Importantly, health systems that are less digitally mature stand to gain the most from AI adoption but also risk losing the most if they delay, making strategic decisions crucial. For these organisations, decisions regarding AI adoption must align with the organisation’s overall strategy to ensure success, while delivering early value to secure organisational buy-in.


The impact of not acting now may mean that hospitals and health providers who wait may fall behind.
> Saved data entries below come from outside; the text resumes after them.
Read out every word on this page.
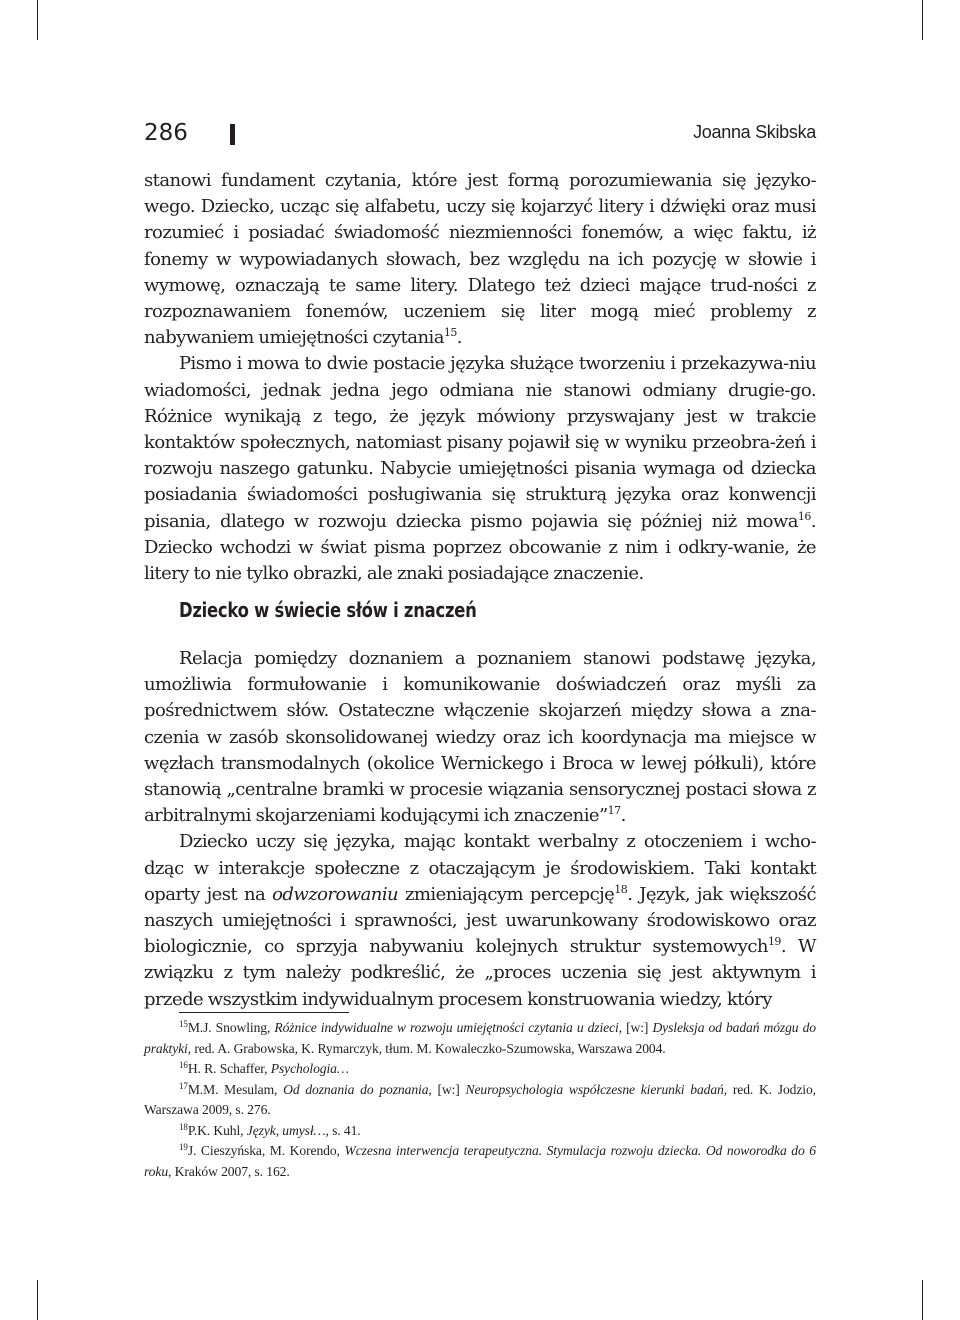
286	Joanna Skibska

stanowi fundament czytania, które jest formą porozumiewania się języko-wego. Dziecko, ucząc się alfabetu, uczy się kojarzyć litery i dźwięki oraz musi rozumieć i posiadać świadomość niezmienności fonemów, a więc faktu, iż fonemy w wypowiadanych słowach, bez względu na ich pozycję w słowie i wymowę, oznaczają te same litery. Dlatego też dzieci mające trud-ności z rozpoznawaniem fonemów, uczeniem się liter mogą mieć problemy z nabywaniem umiejętności czytania$^{15}$.

Pismo i mowa to dwie postacie języka służące tworzeniu i przekazywa-niu wiadomości, jednak jedna jego odmiana nie stanowi odmiany drugie-go. Różnice wynikają z tego, że język mówiony przyswajany jest w trakcie kontaktów społecznych, natomiast pisany pojawił się w wyniku przeobra-żeń i rozwoju naszego gatunku. Nabycie umiejętności pisania wymaga od dziecka posiadania świadomości posługiwania się strukturą języka oraz konwencji pisania, dlatego w rozwoju dziecka pismo pojawia się później niż mowa$^{16}$. Dziecko wchodzi w świat pisma poprzez obcowanie z nim i odkry-wanie, że litery to nie tylko obrazki, ale znaki posiadające znaczenie.

Dziecko w świecie słów i znaczeń

Relacja pomiędzy doznaniem a poznaniem stanowi podstawę języka, umożliwia formułowanie i komunikowanie doświadczeń oraz myśli za pośrednictwem słów. Ostateczne włączenie skojarzeń między słowa a zna-czenia w zasób skonsolidowanej wiedzy oraz ich koordynacja ma miejsce w węzłach transmodalnych (okolice Wernickego i Broca w lewej półkuli), które stanowią „centralne bramki w procesie wiązania sensorycznej postaci słowa z arbitralnymi skojarzeniami kodującymi ich znaczenie”$^{17}$.

Dziecko uczy się języka, mając kontakt werbalny z otoczeniem i wcho-dząc w interakcje społeczne z otaczającym je środowiskiem. Taki kontakt oparty jest na odwzorowaniu zmieniającym percepcję$^{18}$. Język, jak większość naszych umiejętności i sprawności, jest uwarunkowany środowiskowo oraz biologicznie, co sprzyja nabywaniu kolejnych struktur systemowych$^{19}$. W związku z tym należy podkreślić, że „proces uczenia się jest aktywnym i przede wszystkim indywidualnym procesem konstruowania wiedzy, który

$^{15}$M.J. Snowling, Różnice indywidualne w rozwoju umiejętności czytania u dzieci, [w:] Dysleksja od badań mózgu do praktyki, red. A. Grabowska, K. Rymarczyk, tłum. M. Kowaleczko-Szumowska, Warszawa 2004.

$^{16}$H. R. Schaffer, Psychologia…

$^{17}$M.M. Mesulam, Od doznania do poznania, [w:] Neuropsychologia współczesne kierunki badań, red. K. Jodzio, Warszawa 2009, s. 276.

$^{18}$P.K. Kuhl, Język, umysł…, s. 41.

$^{19}$J. Cieszyńska, M. Korendo, Wczesna interwencja terapeutyczna. Stymulacja rozwoju dziecka. Od noworodka do 6 roku, Kraków 2007, s. 162.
Delaying AI adoption can have far-reaching consequences that extend beyond immediate operational challenges. Providers that hesitate to embrace AI risk falling behind in several critical areas:

  1. Risk to Equitable Access to Healthcare: There is a risk we see the emergence of a two-speed health system, where some providers adopt AI and others do not, posing a significant risk to equitable access to healthcare. This disparity can manifest between countries, between different healthcare providers, and between public and private sectors, potentially increasing existing inequalities in healthcare access and quality.
  2. Technology and Infrastructure Gaps: Providers that delay AI adoption may find the technology and infrastructure gap too big to retrofit existing systems to AI. This can lead to increased costs and complexity in future implementations.
  3. Delayed Improvement of Data Quality: Postponing AI adoption can result in delayed improvements in data quality, structure or availability. A “catch-22” situation can emerge here, where one of the key tools in understanding and addressing data quality issues is AI.
  4. Difficulty in Finding Skilled Professionals: As AI becomes more integrated into healthcare, skilled professionals will be in high demand. Providers that delay may struggle to find qualified AI experts or train existing staff, as they may already be hired by other, more proactive institutions.
  5. Widening Competitive Gap: There will be a widening competitive gap between providers that apply AI and those that don’t. This disparity can put even more pressure on hospitals that delay, as they may struggle to match the efficiency, accuracy, and patient outcomes of AI-enabled competitors.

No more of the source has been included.